Jakarta sebagai ibu kota Indonesia merupakan salah satu kota besar di Indonesia ternyata
tidak luput dari permasalahan permukiman kumuh. Sensus penduduk 2010 yang dilakukan
Badan Pusat Statistik (BPS) mencatat, persentase penduduk perkotaan telah meningkat lebih dari
7% dalam waktu satu dekade, yaitu menjadi 49,79% pada 2010, dari sebesar 42% pada 2000
sementara Pertumbuhan pembangunan perumahan atau kawasan permukiman di Jakarta hanya
mencapai 2,02 persen pertahun. Jumlah tersebut akhirnya menjadi lebih rendah daripada laju
pertumbuhan penduduk Jakarta yang mencapai 2,3 persen setiap tahunnya (Prabowo, 2012). Hal
ini menyebabkan semakin besarnya kantong-kantong permukiman di wilayah Jakarta.

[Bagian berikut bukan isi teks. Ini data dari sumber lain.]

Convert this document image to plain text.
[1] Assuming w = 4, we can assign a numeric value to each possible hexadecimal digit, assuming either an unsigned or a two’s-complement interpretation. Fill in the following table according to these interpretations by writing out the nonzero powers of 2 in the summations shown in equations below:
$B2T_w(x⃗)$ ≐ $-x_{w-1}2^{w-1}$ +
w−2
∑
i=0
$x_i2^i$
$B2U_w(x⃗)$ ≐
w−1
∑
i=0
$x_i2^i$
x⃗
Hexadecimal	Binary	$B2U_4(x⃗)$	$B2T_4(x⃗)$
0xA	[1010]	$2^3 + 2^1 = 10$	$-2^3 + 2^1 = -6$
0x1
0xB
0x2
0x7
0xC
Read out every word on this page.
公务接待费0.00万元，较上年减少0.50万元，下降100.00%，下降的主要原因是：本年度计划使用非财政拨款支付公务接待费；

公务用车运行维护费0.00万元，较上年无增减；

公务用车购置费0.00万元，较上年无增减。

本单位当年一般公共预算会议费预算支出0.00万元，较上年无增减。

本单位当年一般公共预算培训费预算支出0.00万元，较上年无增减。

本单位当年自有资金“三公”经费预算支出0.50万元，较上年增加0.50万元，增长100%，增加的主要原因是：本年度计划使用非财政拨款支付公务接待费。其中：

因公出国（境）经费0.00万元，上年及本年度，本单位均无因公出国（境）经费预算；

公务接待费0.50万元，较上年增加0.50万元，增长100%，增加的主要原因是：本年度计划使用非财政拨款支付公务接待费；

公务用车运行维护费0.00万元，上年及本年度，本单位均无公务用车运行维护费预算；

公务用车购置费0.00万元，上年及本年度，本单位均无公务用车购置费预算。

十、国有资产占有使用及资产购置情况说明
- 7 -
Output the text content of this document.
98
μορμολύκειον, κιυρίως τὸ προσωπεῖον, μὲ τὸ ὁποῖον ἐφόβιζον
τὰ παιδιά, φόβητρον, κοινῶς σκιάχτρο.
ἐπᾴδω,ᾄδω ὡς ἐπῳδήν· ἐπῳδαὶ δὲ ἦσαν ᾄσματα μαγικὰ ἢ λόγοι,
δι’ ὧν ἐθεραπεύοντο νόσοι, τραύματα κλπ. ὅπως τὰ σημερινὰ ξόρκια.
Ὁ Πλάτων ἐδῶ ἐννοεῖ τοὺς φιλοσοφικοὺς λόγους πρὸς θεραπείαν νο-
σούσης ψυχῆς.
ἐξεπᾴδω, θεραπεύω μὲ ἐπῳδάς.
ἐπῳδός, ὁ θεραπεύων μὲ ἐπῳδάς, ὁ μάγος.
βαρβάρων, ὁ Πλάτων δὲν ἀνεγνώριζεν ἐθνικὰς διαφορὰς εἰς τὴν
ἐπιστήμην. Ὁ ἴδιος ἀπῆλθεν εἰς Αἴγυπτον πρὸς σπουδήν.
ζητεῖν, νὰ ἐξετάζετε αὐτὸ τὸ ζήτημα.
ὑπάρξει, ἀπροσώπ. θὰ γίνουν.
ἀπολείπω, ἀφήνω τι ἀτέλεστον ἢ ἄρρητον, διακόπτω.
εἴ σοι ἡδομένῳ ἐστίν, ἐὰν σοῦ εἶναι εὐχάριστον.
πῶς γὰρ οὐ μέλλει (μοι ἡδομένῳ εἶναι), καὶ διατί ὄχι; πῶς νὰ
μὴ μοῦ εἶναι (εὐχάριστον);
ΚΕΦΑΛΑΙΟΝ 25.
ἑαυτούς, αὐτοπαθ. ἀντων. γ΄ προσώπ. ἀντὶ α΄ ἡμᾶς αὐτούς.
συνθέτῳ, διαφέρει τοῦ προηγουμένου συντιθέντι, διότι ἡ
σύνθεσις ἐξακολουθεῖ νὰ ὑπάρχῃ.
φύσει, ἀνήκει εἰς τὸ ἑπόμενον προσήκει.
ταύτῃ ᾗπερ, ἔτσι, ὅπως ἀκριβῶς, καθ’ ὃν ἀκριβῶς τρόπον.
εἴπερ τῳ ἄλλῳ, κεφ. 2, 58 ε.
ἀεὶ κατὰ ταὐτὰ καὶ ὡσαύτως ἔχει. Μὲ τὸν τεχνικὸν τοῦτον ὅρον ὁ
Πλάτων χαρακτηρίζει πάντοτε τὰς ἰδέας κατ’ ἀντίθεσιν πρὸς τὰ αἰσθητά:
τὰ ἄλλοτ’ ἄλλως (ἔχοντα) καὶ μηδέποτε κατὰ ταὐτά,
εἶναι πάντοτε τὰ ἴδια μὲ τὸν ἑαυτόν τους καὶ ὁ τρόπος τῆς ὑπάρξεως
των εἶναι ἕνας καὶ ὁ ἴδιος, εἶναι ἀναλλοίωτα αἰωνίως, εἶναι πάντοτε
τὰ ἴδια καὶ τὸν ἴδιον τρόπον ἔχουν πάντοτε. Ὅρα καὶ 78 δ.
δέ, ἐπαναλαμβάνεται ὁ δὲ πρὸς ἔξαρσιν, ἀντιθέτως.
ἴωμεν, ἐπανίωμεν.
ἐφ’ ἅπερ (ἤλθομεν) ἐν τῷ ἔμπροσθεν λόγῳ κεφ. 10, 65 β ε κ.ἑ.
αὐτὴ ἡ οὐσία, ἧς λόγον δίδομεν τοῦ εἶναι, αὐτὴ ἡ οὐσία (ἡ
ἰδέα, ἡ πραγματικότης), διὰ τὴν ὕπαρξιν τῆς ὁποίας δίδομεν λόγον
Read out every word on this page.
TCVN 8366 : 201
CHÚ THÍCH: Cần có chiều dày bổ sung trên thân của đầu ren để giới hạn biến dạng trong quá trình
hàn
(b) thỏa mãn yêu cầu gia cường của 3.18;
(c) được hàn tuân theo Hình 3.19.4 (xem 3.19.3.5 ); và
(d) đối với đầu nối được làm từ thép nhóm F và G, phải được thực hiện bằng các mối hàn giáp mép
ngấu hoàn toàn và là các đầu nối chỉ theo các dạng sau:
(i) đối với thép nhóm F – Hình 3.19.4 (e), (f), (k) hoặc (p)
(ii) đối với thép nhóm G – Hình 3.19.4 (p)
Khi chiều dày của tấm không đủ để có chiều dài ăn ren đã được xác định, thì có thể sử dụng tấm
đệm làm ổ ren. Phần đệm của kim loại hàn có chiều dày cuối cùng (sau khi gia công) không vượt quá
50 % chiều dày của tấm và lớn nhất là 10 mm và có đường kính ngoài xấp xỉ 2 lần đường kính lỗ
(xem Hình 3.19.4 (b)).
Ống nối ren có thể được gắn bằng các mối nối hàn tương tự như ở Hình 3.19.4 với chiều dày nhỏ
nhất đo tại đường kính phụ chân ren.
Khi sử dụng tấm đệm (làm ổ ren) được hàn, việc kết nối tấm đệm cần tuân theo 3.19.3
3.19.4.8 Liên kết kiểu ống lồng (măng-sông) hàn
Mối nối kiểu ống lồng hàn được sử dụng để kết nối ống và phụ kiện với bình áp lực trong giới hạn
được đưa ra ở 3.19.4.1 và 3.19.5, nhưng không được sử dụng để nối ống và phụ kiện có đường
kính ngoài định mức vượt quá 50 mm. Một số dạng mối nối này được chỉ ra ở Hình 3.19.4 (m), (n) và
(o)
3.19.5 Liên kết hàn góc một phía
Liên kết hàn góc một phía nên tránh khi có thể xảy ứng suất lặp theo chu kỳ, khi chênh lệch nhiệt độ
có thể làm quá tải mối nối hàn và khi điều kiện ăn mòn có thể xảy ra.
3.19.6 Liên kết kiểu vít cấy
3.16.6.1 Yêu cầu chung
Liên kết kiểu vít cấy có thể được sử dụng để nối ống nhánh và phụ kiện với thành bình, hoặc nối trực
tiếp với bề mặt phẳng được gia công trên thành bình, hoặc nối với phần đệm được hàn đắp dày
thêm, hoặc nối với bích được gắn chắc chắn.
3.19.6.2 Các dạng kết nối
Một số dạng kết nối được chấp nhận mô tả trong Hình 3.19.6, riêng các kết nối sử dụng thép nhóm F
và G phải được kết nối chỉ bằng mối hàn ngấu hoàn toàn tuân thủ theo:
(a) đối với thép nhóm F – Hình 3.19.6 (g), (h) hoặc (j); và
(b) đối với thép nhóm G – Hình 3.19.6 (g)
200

Dari kelima wilayah yang ada di Jakarta, Jakarta Barat merupakan wilayah dengan luas
permukiman kumuh terbesar pada tahun 2008. Adapun Kelurahan Jembatan Besi yang
merupakan salah satu kelurahan di bawah Kecamatan Tambora ini menurut data BPS Jakarta
tahun 2010, di antara 95 RW kumuh di Jakarta Barat 2 diantaranya berasal dari kelurahan
Jembatan Besi. Dua RW yang masuk kedalam kategori permukiman kumuh adalah RW 3 dan
RW 9 dengan jumlah penduduk kumuh tertinggi berada di RW 3, yaitu sebanyak 3.132 jiwa
dengan 6 RT kumuh didalamnya.
Menurut data Kelurahan Jembatan Besi, jumlah penduduk di RW 3 meningkat dari
sebanyak 3.132 jiwa pada tahun 2008, menjadi 5.204 sampai dengan Februari 2013. Tingkat
kepadatan hunian yang sangat tinggi serta jumlah penduduk yang sangat banyak membuat
permasalahan yang dihadapi oleh warga RW 3 pun beraneka ragam. Beberapa permasalahan
yang seringkali ditemukan pada permukiman kumuh menurut Winayanti (2010), adalah
minimnya jasa pelayanan kota seperti air minum, sanitasi, drainase (gorong-gorong), jalur
pejalan kaki, jalan akses darurat, serta minimnya akses ke fasilitas sekolah, kesehatan, ruang
bersama, dsb
Bagaimanakah upaya yang efektif dalam mengatasi permasalahan air bersih dan sanitasi di
Kelurahan Jembatan Besi untuk mencapai tujuan SDGs ke 6?